Written and Directed by Jeremy Saulnier | 131 min | ▲▲▲△△| Netflix
When Saulnier emerged on the American indie filmmaking scene with Blue Ruin and Green Room, alongside filmmakers like Taylor Sheridan and Dan Gilroy he seemed like a natural to carry that great tradition of Hollywood thrillers into the future.
He stumbled slightly with Hold The Dark, but is now back with a movie that’s a step in the right direction, if not quite to the standard of those first two. It’s just as much a drama as it is a thriller, perhaps to a fault.

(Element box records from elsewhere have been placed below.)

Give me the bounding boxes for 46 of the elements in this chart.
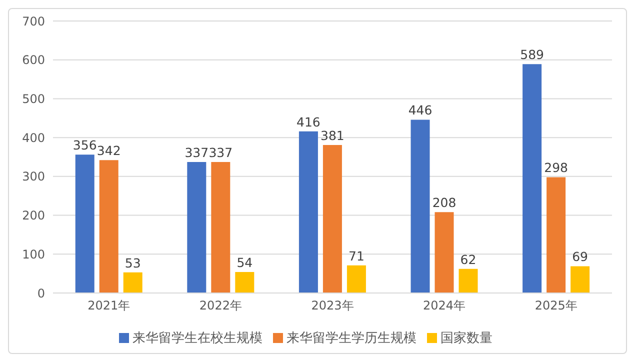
bar (322, 144, 342, 293)
data-label: 54 (236, 255, 253, 270)
x-tick-label: 2024年 (423, 298, 466, 313)
y-tick-label: 600 (22, 53, 45, 68)
data-label: 337 (184, 145, 209, 160)
data-label: 342 (96, 143, 121, 158)
bar (99, 160, 118, 293)
data-label: 62 (460, 252, 476, 267)
bar (434, 212, 454, 293)
data-label: 53 (124, 255, 141, 270)
bar (410, 120, 430, 293)
data-label: 416 (296, 114, 320, 130)
data-label: 337 (208, 145, 233, 160)
y-tick-label: 0 (37, 286, 45, 300)
x-tick-label: 2022年 (199, 298, 242, 313)
bar (570, 266, 590, 293)
bar (546, 177, 566, 293)
legend-label: 来华留学生在校生规模 (132, 331, 262, 346)
bar (298, 131, 318, 293)
x-tick-label: 2023年 (311, 298, 354, 313)
legend-label: 国家数量 (440, 331, 492, 346)
y-tick-label: 700 (22, 14, 45, 28)
y-tick-label: 500 (22, 92, 45, 106)
bar (123, 272, 142, 293)
data-label: 381 (320, 128, 344, 143)
bar (522, 64, 542, 293)
data-label: 71 (348, 248, 364, 264)
bar (75, 154, 94, 293)
bar (458, 268, 478, 293)
y-tick-label: 200 (22, 208, 45, 223)
y-tick-label: 100 (22, 247, 45, 262)
data-label: 356 (72, 138, 97, 153)
bar (187, 162, 206, 293)
x-tick-label: 2021年 (88, 298, 130, 313)
y-tick-label: 300 (22, 170, 45, 184)
data-label: 589 (520, 47, 544, 62)
data-label: 446 (408, 102, 432, 118)
data-label: 69 (572, 249, 588, 264)
bar (235, 272, 254, 293)
y-tick-label: 400 (22, 130, 45, 145)
bar (211, 162, 230, 293)
x-tick-label: 2025年 (534, 298, 578, 313)
legend-label: 来华留学生学历生规模 (286, 331, 416, 346)
data-label: 298 (544, 160, 568, 176)
data-label: 208 (432, 195, 456, 210)
bar (346, 265, 366, 293)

I’ve heard the film compared favourably to one of Sylvester Stallone’s best films, First Blood, and though we get some surface similarities Rebel Ridge feels a lot more like the first season of the Amazon Prime show, Reacher, though with a whole bunch less killing.
It roars on screen with Iron Maiden’s “Number Of The Beast” dialled up to 10, a great start. Former military man Terry Richmond (Aaron Pierre, so good in Brother) is cycling across a rural Louisiana county when he’s run off the road by a couple redneck cops. He’s searched and has a big wad of cash on him, which he says he’s going to use to pay bail for his cousin. All the cops need to seize that cash is suspicion of wrongdoing, so they take it. But Terry’s not going to let that stand. He goes back to the source for more support, makes tracks for the county courthouse and makes friends with a clerk there, Summer (AnnaSophia Robb). This while the local sheriff (Don Johnson) continues to make life difficult for him the longer he’s hanging around town.
And so it goes, the picture fuelled by a terrifically moody score and editing slowly increasing tension. Terry’s a smart guy, and he clearly has a lot of special skills, and with Summer digging into longstanding police corruption, you really get a sense this place is gonna blow at any moment.
But it really takes its time. What the law enforcement does to Terry feels like an indictment of everything that’s wrong with the unchecked power that many cops get to wield, and by the middle of the second act Terry’s got plenty of motivation to turn this picture into a full on revenge movie. If anything he’s too restrained, and so is the movie around him.
Saulnier does a great job providing the legal and judicial details Terry is up against while turning the screws, but the bursts of violence, entirely welcome when they arrive, come too infrequently. There was absolutely no need for Rebel Ridge to be more than two hours long — a tighter script and we could’ve had a killer hour and 40 minute thrill ride. That film is still here, in its bones, but we get a little too much procedure and too little payback.
Still, this is very much worth sitting through, especially for the cool, calm, and collected performance from Aaron Pierre. I gather he took the role over from John Boyega, who bailed at the 11th hour, and if there’s any justice this picture will make Pierre, another Brit, a serious player for leading roles in action cinema or whatever he wants to do next in Hollywood.